🤖 AI Summary
This study addresses the challenge of translating stability trends into verifiable predictions for early warning of critical transitions in nonlinear systems. Departing from conventional signal detection paradigms, this work proposes an innovative framework that integrates decision consequence analysis with finite-horizon extrapolation. By quantifying false alarm costs, defining bounded prediction horizons, and explicitly formalizing extrapolation assumptions, the proposed approach is systematically validated through the coupling of nonlinear dynamics with risk assessment models. This research bridges the gap between trend identification and actionable forecasting, significantly enhancing predictive skill metrics for critical events. Ultimately, it provides a robust and practically viable early warning methodology for the risk management of complex systems.
📝 Abstract
In this paper we explore and extend the state of the art for understanding the skill and utility of early warnings of critical transitions (tipping points) in forced nonlinear systems.

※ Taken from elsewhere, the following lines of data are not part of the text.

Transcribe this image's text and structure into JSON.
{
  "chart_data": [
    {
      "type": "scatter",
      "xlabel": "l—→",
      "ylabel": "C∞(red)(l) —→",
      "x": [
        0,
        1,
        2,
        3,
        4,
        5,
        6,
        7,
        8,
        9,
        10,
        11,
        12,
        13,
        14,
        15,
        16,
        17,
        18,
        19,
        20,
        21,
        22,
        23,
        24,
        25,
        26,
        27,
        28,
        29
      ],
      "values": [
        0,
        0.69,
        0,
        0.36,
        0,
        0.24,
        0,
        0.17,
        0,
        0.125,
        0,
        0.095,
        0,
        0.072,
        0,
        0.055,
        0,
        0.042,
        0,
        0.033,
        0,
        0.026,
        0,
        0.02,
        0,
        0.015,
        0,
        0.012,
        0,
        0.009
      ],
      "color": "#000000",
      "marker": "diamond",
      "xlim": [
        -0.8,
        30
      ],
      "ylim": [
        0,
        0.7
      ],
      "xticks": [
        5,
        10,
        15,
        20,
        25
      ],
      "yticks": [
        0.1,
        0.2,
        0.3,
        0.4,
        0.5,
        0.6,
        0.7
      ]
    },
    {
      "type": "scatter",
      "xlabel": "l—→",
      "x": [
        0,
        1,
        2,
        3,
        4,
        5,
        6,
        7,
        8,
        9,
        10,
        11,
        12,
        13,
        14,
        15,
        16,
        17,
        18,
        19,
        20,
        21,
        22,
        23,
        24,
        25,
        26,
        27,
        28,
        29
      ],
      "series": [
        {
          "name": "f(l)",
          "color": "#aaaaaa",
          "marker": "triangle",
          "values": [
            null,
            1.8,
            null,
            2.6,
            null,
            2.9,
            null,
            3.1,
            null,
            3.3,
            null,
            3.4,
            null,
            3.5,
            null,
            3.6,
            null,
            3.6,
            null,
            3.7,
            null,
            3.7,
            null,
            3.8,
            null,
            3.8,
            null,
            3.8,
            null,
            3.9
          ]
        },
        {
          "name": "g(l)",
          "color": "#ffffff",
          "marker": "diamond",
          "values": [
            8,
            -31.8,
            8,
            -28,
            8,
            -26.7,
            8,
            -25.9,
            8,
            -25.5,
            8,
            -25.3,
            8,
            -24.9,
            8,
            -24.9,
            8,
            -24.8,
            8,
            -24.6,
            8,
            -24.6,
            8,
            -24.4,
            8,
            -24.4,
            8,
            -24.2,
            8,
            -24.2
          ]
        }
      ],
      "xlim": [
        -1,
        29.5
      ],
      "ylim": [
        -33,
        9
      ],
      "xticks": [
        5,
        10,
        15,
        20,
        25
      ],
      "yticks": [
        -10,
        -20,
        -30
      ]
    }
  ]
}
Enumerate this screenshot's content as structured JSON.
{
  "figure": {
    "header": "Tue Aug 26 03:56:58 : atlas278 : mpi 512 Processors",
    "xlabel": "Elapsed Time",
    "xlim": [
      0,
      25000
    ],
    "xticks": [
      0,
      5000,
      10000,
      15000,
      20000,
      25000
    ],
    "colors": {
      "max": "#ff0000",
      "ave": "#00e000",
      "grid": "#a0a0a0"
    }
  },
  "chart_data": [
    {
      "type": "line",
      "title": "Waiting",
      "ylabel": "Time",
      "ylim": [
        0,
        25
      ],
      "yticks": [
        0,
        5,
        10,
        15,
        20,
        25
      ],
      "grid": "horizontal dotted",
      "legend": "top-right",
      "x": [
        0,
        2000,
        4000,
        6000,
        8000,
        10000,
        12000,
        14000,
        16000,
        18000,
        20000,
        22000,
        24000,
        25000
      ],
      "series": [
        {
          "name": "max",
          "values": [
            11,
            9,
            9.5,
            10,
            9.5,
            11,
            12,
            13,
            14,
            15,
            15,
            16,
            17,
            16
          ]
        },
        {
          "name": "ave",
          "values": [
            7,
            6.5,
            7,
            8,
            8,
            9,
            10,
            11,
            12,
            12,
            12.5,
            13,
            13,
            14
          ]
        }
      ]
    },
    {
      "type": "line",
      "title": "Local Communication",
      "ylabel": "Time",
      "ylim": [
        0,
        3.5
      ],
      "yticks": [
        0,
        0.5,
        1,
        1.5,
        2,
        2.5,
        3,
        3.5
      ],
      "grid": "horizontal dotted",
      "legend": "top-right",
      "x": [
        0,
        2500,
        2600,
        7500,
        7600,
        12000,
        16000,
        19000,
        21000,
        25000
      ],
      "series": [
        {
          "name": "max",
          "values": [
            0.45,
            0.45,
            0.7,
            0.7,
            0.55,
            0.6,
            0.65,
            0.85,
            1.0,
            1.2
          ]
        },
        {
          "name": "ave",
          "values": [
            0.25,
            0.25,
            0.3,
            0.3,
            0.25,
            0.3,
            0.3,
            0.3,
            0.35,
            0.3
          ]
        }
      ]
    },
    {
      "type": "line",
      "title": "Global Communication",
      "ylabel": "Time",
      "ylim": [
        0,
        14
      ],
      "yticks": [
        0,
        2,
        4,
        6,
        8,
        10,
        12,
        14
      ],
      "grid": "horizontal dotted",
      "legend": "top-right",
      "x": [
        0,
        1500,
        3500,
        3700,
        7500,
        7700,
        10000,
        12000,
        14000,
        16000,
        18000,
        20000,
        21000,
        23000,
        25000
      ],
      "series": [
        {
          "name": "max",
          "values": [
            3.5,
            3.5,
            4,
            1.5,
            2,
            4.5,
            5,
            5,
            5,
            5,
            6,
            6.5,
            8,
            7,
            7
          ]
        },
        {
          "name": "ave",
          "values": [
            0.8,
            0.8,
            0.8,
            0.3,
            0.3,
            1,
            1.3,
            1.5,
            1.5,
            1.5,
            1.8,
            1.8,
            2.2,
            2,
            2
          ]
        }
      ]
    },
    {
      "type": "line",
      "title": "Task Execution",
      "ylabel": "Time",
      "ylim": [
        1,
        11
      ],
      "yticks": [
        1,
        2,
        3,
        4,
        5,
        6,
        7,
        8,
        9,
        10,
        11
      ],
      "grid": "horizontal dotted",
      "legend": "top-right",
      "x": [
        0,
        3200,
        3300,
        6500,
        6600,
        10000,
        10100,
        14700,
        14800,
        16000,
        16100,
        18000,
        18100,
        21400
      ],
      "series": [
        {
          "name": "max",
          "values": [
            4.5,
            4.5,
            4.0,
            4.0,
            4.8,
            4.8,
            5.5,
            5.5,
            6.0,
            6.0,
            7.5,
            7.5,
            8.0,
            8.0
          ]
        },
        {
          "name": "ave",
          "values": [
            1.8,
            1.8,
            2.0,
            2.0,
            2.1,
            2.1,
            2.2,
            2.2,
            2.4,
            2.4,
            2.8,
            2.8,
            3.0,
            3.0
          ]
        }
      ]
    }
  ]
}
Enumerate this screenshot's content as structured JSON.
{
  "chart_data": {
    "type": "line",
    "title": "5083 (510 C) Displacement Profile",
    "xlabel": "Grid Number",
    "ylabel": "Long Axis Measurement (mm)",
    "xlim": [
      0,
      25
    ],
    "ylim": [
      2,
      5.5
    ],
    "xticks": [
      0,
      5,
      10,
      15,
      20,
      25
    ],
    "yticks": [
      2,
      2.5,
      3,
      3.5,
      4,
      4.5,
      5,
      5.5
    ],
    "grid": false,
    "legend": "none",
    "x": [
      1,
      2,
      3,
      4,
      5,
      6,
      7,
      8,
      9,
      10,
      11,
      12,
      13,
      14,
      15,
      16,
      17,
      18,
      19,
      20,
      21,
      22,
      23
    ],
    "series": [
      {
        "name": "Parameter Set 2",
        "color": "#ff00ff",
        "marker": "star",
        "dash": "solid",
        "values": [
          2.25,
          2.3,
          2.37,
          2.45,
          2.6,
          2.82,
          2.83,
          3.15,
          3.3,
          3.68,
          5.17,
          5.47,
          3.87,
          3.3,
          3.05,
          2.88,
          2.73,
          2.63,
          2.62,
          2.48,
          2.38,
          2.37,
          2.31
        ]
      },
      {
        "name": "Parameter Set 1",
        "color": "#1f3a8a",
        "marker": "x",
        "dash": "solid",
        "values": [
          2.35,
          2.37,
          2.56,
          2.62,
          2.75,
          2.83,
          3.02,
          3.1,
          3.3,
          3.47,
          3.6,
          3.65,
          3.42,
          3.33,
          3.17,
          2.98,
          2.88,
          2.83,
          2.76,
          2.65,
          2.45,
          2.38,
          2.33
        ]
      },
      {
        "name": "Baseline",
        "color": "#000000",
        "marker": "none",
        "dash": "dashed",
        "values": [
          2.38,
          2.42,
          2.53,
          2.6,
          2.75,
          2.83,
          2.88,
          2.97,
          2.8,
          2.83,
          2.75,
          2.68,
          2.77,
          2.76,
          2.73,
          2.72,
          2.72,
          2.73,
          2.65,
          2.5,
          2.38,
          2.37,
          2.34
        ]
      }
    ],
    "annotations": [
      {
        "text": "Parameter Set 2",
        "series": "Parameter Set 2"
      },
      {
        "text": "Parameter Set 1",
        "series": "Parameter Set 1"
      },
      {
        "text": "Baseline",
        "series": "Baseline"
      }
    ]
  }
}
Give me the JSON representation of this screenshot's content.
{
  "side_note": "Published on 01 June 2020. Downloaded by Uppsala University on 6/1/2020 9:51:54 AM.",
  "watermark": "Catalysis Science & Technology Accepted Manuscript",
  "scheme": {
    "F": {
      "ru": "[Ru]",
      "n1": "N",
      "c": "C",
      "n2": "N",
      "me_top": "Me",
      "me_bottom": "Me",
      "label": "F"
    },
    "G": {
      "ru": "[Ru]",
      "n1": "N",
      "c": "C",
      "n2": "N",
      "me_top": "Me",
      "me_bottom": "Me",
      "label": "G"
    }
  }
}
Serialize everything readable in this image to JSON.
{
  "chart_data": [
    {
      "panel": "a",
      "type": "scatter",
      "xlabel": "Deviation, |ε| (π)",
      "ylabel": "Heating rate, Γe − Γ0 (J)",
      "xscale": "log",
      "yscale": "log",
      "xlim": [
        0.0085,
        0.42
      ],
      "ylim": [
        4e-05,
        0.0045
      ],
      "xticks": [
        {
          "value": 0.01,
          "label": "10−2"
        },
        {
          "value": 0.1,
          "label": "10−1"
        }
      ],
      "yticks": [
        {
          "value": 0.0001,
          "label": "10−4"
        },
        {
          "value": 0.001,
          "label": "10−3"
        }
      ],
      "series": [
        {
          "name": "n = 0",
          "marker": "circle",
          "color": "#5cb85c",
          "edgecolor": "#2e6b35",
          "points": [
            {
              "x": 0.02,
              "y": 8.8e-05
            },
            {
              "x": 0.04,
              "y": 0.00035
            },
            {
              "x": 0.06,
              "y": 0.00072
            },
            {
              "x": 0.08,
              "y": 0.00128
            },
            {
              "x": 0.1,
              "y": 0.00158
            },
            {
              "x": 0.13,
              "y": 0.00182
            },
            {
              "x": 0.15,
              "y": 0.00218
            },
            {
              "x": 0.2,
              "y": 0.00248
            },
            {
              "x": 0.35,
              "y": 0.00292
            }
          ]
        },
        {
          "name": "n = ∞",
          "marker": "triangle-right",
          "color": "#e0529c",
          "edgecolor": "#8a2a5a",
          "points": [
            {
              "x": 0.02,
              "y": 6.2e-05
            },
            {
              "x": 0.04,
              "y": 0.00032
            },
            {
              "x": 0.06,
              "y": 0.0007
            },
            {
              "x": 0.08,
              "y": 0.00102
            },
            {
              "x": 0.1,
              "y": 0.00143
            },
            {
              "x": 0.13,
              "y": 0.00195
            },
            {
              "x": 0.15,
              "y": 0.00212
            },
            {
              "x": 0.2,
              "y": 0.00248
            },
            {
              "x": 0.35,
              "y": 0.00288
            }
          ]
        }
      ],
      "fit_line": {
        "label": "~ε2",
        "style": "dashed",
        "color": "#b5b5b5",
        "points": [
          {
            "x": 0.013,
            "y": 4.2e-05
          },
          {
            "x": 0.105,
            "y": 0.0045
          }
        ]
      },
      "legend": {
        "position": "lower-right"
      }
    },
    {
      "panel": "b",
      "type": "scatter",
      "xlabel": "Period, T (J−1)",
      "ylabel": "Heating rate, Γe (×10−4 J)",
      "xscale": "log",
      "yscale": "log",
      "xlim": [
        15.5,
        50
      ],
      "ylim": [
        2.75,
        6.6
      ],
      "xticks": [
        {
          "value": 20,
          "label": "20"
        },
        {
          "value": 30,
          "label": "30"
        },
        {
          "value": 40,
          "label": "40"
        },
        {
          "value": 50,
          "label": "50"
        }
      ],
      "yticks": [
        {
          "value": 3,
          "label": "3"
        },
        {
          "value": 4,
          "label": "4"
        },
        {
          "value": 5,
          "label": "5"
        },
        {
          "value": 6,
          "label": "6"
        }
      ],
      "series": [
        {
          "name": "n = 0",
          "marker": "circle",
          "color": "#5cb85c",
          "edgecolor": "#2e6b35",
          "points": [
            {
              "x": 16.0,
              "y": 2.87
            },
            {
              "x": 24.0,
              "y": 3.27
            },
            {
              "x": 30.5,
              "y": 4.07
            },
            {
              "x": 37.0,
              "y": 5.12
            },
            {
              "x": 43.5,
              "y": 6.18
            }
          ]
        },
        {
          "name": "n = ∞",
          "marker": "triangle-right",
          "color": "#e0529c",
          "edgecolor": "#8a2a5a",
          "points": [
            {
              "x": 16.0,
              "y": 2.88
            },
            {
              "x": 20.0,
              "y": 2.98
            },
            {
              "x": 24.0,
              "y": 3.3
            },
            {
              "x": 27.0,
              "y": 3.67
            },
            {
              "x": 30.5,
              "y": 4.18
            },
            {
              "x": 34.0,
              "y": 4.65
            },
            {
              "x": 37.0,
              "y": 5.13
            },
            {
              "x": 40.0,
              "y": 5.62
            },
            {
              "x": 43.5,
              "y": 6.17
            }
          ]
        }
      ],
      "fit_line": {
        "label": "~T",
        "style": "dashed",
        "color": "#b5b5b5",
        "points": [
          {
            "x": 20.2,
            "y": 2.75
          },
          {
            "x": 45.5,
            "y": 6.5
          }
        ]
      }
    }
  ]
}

We highlight some of the challenges and opportunities of transforming estimates of a dynamics-based early warning system, based on trends in stability or resilience into forecasts with high skill. We highlight the importance of (a) quantifying consequences of possible actions in response to warnings that may be false negatives or positives (b) considering finite time horizon predictions to give verifiable predictions (c) assumptions necessary for valid extrapolations of trends. We evaluate approaches to improving the skill and utility of the forecast.